Its first volume, the “Introduction to Japanese Cuisine: Na­ture, History and Culture,” to be published worldwide in English in August 2015, is a seminal tome featuring essays on the culture and science of Food, and beautifully illustrated recipes from highly-regarded Kyoto-based restaurants.Redzepi

  • Interviews with world-class chefs Rene Redzepi (owner/chef of restaurantNoma in Copenhagen, Denmark, voted “the best restaurant in the world” four times in the San Pellegrino Awards); Murata Yoshihiro, the Doyen of Japanese Cuisine, founder of the Japan Culinary Association and owner/chef at Kyoto’s famed Kikunoi kaiseki ryori restaurant; and Michelin award-winning chefs Kenichi Hashimoto and Hajime Yoneda. Also interviewed, former Jain monk, pilgrim, writer and educator Satish Ku­mar, expounding on food in relation to non-violence, mindfulness, restraint, grati­tude and fasting. Meanwhile Martin Frid, of the Consumer’s Union of Japan, discusses present-day food safety and food security—vital issues in a country that imports around 60% of its food.
  • The Milk of Paradise: Mother, Mantra, and Our First Food, by James N. Powell, explores our deepest and earliest connections with “nature”—and the divine—through mother’s milk. In Food from Beyond the Bridge of Dreams anthropologist Kaori O’Connor deconstructs Japan’s national cuisine, tracing its historical and cultural roots back into Heian times and Japanese mythology.
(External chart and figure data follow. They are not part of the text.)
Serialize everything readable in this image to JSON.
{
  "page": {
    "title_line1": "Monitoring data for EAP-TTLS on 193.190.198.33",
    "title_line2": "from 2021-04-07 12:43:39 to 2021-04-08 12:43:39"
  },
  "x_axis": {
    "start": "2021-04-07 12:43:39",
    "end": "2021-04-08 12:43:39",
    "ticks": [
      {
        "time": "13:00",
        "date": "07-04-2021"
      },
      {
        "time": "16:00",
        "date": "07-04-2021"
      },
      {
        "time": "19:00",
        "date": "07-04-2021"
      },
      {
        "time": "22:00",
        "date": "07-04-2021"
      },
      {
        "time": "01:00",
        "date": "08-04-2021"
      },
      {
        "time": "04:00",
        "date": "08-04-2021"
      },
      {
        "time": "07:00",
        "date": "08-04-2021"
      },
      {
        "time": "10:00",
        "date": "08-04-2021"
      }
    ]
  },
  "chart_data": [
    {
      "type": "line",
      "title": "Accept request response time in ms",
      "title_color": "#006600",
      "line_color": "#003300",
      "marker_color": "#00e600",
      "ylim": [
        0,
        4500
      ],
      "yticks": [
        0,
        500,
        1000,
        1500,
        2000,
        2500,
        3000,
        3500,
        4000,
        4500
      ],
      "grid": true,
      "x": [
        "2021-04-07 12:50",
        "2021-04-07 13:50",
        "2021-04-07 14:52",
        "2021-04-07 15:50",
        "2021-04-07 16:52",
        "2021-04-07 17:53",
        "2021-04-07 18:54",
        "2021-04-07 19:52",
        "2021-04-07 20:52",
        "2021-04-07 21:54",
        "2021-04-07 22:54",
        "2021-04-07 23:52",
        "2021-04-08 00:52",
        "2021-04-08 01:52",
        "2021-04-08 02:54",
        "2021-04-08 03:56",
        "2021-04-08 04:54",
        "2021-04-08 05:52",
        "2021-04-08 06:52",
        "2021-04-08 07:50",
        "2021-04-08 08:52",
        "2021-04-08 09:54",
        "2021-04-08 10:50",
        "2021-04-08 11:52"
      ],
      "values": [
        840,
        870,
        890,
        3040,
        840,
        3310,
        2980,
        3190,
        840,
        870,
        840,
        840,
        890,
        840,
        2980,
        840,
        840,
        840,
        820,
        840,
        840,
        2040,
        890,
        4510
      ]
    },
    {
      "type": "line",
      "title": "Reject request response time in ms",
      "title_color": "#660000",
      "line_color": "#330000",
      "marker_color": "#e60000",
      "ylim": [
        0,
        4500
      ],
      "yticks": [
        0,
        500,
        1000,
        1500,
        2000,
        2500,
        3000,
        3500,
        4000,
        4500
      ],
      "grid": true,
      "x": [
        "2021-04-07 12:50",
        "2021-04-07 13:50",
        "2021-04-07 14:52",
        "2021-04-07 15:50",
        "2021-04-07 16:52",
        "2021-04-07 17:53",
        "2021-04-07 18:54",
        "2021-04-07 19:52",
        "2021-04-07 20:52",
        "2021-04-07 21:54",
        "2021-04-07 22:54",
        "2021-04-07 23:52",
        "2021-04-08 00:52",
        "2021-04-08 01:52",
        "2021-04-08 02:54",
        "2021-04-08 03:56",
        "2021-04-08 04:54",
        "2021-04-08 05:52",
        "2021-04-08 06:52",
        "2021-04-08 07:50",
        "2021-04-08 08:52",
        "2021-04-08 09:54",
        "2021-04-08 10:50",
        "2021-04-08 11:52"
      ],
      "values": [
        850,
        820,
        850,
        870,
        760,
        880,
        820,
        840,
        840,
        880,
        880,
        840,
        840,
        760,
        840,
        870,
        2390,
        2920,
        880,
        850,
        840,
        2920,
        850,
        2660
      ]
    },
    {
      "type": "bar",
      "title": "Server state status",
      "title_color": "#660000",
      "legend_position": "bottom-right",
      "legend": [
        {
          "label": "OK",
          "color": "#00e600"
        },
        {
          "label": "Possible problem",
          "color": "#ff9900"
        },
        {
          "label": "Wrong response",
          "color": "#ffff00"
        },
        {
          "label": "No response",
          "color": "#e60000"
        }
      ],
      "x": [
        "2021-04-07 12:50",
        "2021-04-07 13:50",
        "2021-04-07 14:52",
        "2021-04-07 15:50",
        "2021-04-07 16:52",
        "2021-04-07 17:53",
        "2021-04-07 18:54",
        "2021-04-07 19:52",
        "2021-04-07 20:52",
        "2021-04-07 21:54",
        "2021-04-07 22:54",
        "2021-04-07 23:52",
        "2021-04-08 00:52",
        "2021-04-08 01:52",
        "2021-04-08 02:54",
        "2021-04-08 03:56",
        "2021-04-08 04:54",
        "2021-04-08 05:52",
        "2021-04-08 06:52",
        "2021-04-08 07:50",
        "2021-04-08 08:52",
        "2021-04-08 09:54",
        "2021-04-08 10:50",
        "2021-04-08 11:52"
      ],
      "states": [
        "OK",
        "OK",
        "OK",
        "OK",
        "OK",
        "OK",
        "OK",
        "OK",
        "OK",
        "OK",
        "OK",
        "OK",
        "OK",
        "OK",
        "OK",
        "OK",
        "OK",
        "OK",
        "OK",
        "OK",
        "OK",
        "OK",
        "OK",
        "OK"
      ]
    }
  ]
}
Once to Feast in the Northern Capital, by Douglas Penick, reconstructs the imperial inauguration of Beijing’s Forbidden City, in 1421. Days of Eating Earth, by Minakami Tsutomu, is a firsthand description of a priest’s rigorous dedication to eking out shojin ryori, Buddhist cuisine, from minimal ingredients, never before translated into English.
  • Other writers including Wendy Jones-Nakanishi, Karen Ma, Gene Nakano, ShimaYoshida and Suvendrini Kakuchi evoke treasured memories of family occasions and home cooking. In Tibetan Butter Tea and Pink Gin: Life in Old Darjeeling, Ann Tashi Slater weaves a fascinating tale of her Tibetan grandmother in Raj-era India.
  • My Dinner with Paul Reps is a meditation on the ancient tradition of food offerings to Buddhist practitioners, by the author of Sleeping in Caves, Marilyn Stablein. The Great Wave Has Broken, by Bill Clements, investigates the astonishing worldwide downturn in the numbers of farmers—the people actually producing the world’s essential staple food stocks (the USA has more prison inmates than full-time farmers…). Geof­frey Gunn revisits The Great Vietnamese Famine of 1944-45, and full circle from moth­ers’ milk, Jason Danely explores foodcare for the terminally ill.
  • KJ Rambler-at-large Robert Brady (soon to publish his long-awaited collection The Big Elsewhere) contributes conflicting human and simian perspec­tives on foraging, in Free Lunch with Onions, while culinary perspectives also collide in Rosti, by Allen Koshewa, set in Koh Samui. We also visit an Ainu restaurant in Tokyo and a nomadic cafe in Kyoto that uses otherwise-discarded “mis-shapen” vegetables. Plus, a special feature: the unmissable Food Alphabet, an A-Z directory.

Our FOOD! celebration party (a potluck, naturally) will be on Saturday July 25th at Impact HUB Kyoto, from 5:30pm (map here: www.kyotojournal.org/events/kyohaku-in-map/). All welcome, bring a friend!